Mié 25.07.2012
rosario

CONTRATAPA

Breve tournée por la autopista Duarte

› Por Eugenio Previgliano

Tenés, me dice cuando habla sobre el color de sus propios ojos, que verlos de día a la luz del sol. Yo, sin embargo, noto que nunca en todo el tiempo que llevo mirándola, he reparado en el tenue y dulce color de sus ojos e incluso me pregunto porqué, si de sus encantos ese es uno que ella valora comentar, es que me ha pasado desapercibido, recluido como está, desde el primer instante en su propio destino de seducción.

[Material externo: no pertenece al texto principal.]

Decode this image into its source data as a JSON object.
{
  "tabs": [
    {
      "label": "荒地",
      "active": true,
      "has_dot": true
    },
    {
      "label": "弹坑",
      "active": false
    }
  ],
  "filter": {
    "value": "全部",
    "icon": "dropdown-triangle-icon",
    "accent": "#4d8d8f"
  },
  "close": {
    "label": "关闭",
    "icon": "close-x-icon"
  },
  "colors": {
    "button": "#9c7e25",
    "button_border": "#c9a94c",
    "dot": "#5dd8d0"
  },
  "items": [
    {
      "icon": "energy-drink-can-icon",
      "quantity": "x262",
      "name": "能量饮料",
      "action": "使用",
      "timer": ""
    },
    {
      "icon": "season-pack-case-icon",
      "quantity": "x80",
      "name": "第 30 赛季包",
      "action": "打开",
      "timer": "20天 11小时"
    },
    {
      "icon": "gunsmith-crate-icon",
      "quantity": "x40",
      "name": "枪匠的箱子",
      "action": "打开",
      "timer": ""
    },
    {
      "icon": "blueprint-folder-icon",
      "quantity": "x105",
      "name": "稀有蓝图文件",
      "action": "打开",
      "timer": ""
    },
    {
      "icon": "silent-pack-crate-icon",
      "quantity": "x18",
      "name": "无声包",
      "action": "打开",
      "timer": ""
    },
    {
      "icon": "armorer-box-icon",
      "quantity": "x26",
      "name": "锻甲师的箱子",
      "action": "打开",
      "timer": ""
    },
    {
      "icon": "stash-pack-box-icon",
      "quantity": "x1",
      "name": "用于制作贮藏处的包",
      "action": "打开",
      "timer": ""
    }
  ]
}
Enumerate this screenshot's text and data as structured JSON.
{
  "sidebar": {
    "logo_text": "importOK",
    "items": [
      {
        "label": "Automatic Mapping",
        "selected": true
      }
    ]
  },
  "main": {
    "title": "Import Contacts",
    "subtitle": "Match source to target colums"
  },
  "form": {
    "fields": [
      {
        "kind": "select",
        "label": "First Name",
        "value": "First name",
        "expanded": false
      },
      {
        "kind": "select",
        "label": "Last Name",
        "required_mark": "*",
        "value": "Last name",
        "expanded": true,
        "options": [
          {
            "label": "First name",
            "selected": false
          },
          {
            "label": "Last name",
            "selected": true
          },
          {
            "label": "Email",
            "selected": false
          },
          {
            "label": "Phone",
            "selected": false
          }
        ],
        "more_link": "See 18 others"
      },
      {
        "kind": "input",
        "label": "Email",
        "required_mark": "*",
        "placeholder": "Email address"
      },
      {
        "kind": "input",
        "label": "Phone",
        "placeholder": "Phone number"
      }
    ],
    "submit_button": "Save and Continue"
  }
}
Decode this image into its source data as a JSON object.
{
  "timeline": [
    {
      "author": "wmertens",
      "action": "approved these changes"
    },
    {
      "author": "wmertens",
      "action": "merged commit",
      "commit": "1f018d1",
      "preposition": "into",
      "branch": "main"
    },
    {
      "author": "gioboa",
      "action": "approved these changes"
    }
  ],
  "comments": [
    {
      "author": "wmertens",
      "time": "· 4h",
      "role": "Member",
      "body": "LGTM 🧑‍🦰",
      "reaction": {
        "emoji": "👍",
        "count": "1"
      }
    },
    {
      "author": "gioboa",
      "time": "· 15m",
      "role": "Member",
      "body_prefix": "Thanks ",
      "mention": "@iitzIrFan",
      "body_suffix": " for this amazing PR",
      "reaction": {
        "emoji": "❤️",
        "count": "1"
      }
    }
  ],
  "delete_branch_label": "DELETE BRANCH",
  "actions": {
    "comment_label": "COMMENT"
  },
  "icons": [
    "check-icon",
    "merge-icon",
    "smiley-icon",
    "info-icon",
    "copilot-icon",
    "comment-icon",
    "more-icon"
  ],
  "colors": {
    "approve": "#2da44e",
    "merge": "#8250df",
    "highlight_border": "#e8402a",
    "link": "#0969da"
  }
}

Si te parece, le digo mientras guío el automóvil blanco por la carretera negra, antes de llegar, podemos detenernos un instante para descansar y llegar hecha una rosa, fresca, bella y cautivante como si nunca hubieras salido.

Ella sonríe de una sonrisa imperdonable y franca. De esta mujer sé, según sus propios labios carnosos, que una vez compró una linda mesa en un mercado de pulgas, tal vez en Bremen, hace algunos años. Sin embargo el viaje es corto, es de algunos minutos por la autopista radiante, pero se hace interesante a causa de la suavidad de su piel, de sus movimientos sencillos y de su voz que anticipa un mundo mejor, más justo, más reposado, más bello.

Llegaremos, me digo, mientras la veo beber de una copa exquisita y brillante un líquido chispeante de burbujas, y escucho esa música sinuosa, como de un saxo grueso y afilado que va saltando de rama en rama mientras la lluvia tropical inunda de un calor insoportable la entera selva cuando va cediendo en gotas para dejar una humedad porosa y densa que parece articular cada hoja, cada tronco, cada planta, cada árbol, llegaremos, decía que me digo, tal vez en media hora.

Después. Guiando por la autopista Duarte el automóvil blanco sentiré en mí y sólo dentro de mí, como un fondo, una melodía de desierto entonada por una trompeta distante sólo para mí, pero una palabra suya bastará para llevarme a la contemplación, a través del espejo retrovisor que he acomodado tantas veces para tenerla en mi campo visual, su sonrisa enorme, rotunda y elástica.

Cuando la escuche cantar, cuando ya hayamos cumplido con todas las formalidades del caso, cuando hayamos ya saludado a todos los que nos recibieran, cuando sienta que es irreal que ella esté cantando y yo tocando, cuando piense que ya es hora de dejar de soñarla, sin embargo, el color de sus ojos, seguirá innombrado y saturado como esté del placer sencillo de poder escucharla, tampoco se me ocurrirá gran cosa sobre esos ojos que, sin embargo resultan, a la mirada de tantos, un detalle principal de la composición completa.

Mientras tanto, según guío el automóvil blanco por la autopista Duarte, escucharé de ella con fascinada atención todo lo que diga, inmóvil como estoy a causa del viaje, de sus narraciones, de los duendes que habitan su piel, de su sonrisa, del sonar pueblerino de sus decires, de su encantador acento y de la propia autopista Duarte que en largos segmentos presenta unas anfractuosas irregularidades en el bitumen que por momentos cambian para mostrar las marcas del fresado de la carpeta asfáltica que dificultan un poco la conducción al automovilista.

Terminada la jornada y la noche, me despediré de ella en un pequeño instante. Sin embargo, al despedirme, notaré que ya he encontrado la clave que me hará soñarla hora y minuto porque en la despedida, según recordaré luego, le acaricié brevemente la mejilla y al retirarme unos centímetros, ví, fuerte, intenso, sorprendente, inquietante, un leve, levísimo rubor en sus mejillas.